Now everything is in cupboards inside and within easy reach, and there is a lot of packing space under the sleeping bunks. All we take out now are two tables, two chairs and a stand for drying washing and then we’re all set.
We’ve used the two-plate gas stove inside each time because of bad weather. There are also two 75-watt solar panels on the roof for a 85-litre freezer powered by a 105-amp battery.
The battery can also be charged from the vehicle’s alternator. I also built in a 1 000-watt converter in case I need 220V.
How many owners has it had?
Only two, the goverment and the seller.
Does it have a nickname?
Where have you been in it?
The Makgadigadi Pans, Moremi, Chobe, Mabuasehube (all in Botswana); twice to Mana Pools, round Lake Kariba, Victoria Falls, and Mata¬sudona Park on the banks of Lake Kariba (all in Zim¬babwe); the Kruger Park and four times in the Kgalagadi.
Your dream destination?
South Luangwa Park in Zambia
Any accidents or breakdowns?
None, and I hope it stays that way!
Repairs up to now?
Only regular services and a stainless steel exhaust
I made space for a second battery for the engine and fitted a Donaldson air filter. The rest of the bakkie is exactly the same as it came out of the factory.
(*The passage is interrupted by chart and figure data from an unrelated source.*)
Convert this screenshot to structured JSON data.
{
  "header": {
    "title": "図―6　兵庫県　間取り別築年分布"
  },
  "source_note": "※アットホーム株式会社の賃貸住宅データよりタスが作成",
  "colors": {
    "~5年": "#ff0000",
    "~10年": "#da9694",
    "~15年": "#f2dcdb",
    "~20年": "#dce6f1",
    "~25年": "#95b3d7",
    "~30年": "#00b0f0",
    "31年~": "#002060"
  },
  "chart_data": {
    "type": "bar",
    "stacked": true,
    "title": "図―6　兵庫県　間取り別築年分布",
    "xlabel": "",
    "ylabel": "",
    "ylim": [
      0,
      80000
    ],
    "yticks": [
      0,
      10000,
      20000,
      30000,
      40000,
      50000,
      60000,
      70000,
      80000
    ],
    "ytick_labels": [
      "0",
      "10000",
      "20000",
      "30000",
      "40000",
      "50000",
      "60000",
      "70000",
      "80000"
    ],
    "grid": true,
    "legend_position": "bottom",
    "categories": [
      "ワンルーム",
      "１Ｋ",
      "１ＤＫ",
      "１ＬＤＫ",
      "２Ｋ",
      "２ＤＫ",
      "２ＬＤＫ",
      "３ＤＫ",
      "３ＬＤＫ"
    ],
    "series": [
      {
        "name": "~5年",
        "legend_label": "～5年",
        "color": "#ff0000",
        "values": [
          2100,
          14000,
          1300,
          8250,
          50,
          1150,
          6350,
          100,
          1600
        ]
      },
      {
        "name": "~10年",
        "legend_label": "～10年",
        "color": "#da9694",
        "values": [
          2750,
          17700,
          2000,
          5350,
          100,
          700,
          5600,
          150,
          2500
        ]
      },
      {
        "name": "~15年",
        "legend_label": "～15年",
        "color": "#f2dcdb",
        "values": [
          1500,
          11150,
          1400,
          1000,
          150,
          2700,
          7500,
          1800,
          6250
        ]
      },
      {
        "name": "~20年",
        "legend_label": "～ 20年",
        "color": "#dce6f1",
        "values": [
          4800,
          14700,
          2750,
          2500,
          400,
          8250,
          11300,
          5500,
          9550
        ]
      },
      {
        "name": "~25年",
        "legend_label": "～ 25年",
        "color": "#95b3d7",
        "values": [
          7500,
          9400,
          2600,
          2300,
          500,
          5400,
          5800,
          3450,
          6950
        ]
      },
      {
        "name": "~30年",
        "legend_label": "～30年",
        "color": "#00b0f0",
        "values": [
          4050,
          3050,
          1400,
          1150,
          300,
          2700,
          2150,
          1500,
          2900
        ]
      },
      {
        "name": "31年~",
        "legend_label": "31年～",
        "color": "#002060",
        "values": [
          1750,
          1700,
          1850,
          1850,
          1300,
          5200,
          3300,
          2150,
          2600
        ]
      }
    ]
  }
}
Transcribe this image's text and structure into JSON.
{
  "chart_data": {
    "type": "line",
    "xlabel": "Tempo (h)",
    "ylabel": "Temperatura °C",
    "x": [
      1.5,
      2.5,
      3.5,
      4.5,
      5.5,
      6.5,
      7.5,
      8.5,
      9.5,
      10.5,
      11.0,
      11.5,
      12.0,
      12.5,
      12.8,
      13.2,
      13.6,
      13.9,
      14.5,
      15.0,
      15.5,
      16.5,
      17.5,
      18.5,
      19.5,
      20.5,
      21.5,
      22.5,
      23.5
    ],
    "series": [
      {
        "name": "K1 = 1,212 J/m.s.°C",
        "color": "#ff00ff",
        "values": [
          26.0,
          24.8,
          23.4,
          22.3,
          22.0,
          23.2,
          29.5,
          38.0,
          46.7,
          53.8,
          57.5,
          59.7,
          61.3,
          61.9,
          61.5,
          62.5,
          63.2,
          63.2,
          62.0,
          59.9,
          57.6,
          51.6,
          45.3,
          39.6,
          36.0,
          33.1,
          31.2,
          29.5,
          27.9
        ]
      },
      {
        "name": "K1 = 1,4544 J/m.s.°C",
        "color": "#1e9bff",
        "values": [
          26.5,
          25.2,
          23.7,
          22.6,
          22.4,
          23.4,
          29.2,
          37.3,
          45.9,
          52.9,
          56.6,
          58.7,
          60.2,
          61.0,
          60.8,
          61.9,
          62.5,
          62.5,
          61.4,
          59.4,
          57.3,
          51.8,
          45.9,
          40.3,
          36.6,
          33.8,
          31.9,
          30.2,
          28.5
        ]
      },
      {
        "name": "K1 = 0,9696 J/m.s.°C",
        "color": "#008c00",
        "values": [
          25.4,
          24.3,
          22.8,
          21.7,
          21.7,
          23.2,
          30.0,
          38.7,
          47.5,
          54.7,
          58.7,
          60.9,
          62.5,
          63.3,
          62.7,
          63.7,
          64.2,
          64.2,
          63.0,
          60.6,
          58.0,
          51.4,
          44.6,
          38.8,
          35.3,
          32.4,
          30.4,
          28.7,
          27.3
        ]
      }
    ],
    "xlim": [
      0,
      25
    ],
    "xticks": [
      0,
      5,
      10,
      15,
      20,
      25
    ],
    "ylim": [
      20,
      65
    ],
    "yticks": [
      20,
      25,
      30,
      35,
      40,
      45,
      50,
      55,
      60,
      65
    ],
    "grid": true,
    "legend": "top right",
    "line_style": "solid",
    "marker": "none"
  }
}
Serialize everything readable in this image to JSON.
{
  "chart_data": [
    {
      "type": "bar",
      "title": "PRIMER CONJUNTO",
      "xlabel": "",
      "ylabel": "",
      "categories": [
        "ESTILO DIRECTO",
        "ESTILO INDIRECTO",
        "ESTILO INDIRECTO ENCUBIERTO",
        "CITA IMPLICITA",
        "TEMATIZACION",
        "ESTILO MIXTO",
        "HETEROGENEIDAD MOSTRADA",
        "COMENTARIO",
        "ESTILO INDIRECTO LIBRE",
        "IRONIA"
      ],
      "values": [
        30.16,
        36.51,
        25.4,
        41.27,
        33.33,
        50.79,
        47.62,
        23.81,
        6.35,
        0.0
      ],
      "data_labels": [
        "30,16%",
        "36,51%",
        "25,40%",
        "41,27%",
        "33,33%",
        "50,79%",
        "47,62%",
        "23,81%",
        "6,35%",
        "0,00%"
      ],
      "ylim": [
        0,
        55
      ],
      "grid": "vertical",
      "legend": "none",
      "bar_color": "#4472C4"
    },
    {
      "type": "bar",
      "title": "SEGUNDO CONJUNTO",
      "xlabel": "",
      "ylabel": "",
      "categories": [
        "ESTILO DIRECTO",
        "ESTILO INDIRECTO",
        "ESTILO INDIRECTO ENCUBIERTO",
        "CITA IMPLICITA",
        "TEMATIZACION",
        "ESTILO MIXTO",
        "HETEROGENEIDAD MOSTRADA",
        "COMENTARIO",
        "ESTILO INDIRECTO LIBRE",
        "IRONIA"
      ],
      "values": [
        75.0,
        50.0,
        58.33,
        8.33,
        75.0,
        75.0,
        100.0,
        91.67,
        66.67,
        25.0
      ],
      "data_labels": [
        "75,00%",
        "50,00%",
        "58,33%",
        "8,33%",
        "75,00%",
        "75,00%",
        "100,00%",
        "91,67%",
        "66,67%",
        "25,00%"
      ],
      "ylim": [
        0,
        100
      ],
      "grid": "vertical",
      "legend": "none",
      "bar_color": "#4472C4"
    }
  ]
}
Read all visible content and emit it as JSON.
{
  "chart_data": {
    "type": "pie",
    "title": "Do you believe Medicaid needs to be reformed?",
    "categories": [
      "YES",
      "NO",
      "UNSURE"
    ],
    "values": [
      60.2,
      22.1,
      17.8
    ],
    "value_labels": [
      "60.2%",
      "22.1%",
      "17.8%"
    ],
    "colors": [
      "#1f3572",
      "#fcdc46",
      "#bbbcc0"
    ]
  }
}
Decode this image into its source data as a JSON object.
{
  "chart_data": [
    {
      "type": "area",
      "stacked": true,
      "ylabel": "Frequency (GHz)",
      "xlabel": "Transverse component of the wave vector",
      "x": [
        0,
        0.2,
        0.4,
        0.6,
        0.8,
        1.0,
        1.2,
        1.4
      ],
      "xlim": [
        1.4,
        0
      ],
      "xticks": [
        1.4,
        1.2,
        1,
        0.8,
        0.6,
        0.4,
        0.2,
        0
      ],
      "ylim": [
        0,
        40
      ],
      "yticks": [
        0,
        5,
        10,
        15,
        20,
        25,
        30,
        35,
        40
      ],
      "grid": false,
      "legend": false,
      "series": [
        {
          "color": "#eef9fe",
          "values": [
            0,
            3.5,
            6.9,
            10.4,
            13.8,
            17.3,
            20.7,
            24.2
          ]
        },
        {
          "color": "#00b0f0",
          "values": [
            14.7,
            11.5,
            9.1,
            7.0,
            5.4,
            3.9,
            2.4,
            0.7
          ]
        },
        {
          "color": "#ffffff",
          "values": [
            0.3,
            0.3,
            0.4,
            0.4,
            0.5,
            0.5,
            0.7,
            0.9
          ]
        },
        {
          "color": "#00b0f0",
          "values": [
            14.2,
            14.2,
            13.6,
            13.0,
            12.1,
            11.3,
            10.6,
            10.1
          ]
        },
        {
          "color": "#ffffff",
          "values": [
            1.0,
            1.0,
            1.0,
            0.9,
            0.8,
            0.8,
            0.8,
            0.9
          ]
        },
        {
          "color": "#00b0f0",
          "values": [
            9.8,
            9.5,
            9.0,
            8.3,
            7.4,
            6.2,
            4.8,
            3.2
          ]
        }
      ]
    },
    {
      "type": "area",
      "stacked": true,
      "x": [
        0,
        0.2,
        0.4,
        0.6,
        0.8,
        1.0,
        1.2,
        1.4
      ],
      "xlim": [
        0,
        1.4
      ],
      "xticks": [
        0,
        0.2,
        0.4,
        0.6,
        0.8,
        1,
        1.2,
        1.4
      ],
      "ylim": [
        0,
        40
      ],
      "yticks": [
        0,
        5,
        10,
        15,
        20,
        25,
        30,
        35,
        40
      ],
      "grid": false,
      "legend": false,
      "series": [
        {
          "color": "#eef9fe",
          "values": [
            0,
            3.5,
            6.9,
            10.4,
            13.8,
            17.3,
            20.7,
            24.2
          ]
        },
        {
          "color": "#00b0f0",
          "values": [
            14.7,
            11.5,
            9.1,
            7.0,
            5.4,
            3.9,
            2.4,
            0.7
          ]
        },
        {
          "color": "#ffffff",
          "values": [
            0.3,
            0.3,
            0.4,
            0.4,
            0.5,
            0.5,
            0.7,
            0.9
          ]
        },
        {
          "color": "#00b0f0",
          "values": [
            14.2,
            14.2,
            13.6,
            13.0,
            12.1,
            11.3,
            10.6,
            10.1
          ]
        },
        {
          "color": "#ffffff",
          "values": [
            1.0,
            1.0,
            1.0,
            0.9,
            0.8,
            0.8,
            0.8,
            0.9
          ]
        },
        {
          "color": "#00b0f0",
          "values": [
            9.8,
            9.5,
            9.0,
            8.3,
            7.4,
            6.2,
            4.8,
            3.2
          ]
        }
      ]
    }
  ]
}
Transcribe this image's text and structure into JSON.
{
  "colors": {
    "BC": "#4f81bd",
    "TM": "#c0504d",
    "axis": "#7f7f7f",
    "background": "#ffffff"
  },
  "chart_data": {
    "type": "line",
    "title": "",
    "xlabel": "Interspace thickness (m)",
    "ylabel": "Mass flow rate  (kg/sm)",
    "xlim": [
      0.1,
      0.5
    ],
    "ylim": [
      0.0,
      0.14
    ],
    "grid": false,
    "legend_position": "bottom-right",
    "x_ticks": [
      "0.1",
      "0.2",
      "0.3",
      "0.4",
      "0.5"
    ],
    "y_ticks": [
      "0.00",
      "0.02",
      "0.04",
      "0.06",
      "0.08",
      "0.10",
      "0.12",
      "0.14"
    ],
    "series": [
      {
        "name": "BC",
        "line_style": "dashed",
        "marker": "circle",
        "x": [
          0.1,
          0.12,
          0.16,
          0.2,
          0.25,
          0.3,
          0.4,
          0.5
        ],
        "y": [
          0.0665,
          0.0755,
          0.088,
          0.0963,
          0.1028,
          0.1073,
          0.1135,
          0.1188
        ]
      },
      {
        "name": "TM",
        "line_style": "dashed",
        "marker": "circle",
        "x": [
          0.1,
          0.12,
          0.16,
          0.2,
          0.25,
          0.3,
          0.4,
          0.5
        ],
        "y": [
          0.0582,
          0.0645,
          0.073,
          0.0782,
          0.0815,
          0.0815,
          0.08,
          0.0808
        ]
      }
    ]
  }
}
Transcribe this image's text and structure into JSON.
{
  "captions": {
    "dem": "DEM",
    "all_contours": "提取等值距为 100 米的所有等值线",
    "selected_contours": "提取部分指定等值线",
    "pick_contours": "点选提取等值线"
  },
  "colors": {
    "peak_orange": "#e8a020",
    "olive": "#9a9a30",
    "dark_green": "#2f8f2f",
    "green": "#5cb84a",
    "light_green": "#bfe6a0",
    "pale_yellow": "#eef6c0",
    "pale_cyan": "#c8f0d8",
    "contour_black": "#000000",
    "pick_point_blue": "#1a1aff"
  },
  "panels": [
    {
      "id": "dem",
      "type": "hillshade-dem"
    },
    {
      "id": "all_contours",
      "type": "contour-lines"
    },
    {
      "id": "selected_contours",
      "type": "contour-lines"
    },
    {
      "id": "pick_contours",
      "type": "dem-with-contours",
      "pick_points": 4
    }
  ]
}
What do you like about it?
The spacious cabin, and you can get into the engine bay and work on the engine.
And what not?
Its thirst for fuel. The fuel consumption is probably not very good − the best I got was 5.5 km/litre − which, on the other hand, is probably not too bad for an old, large, comfortable vehicle.
If you could change something?
I would have power steering fitted.
Your best memories of the vehicle?
On the way to Mabuasehube we helped a French family who were stuck in very thick sand at a dune.
We could only get their vehicle in four-low or neutral, and then only the left rear wheel turned while the other wheels were stationary.
While taking them back to Nossob, my vehicle almost came to a standstill just before the crest of a dune, but it crawled up very slowly and crested the dune − to which the Frenchman remarked in broken English, “What type of rally driver are you?” I could only smile.
Will you travel through Africa in it?
Yes, because it has no electronic components.
Do you pack anything special for a long trip?
Tools I had to make to remove or adjust the wheel bearings, an alternator, water pump and fan belts
If it were a person, who would it be?
My wife, for being so patient during the two years’ rebuilding.
If we gave you R10 000 …
I will see if I can stretch it to have power steering fitted.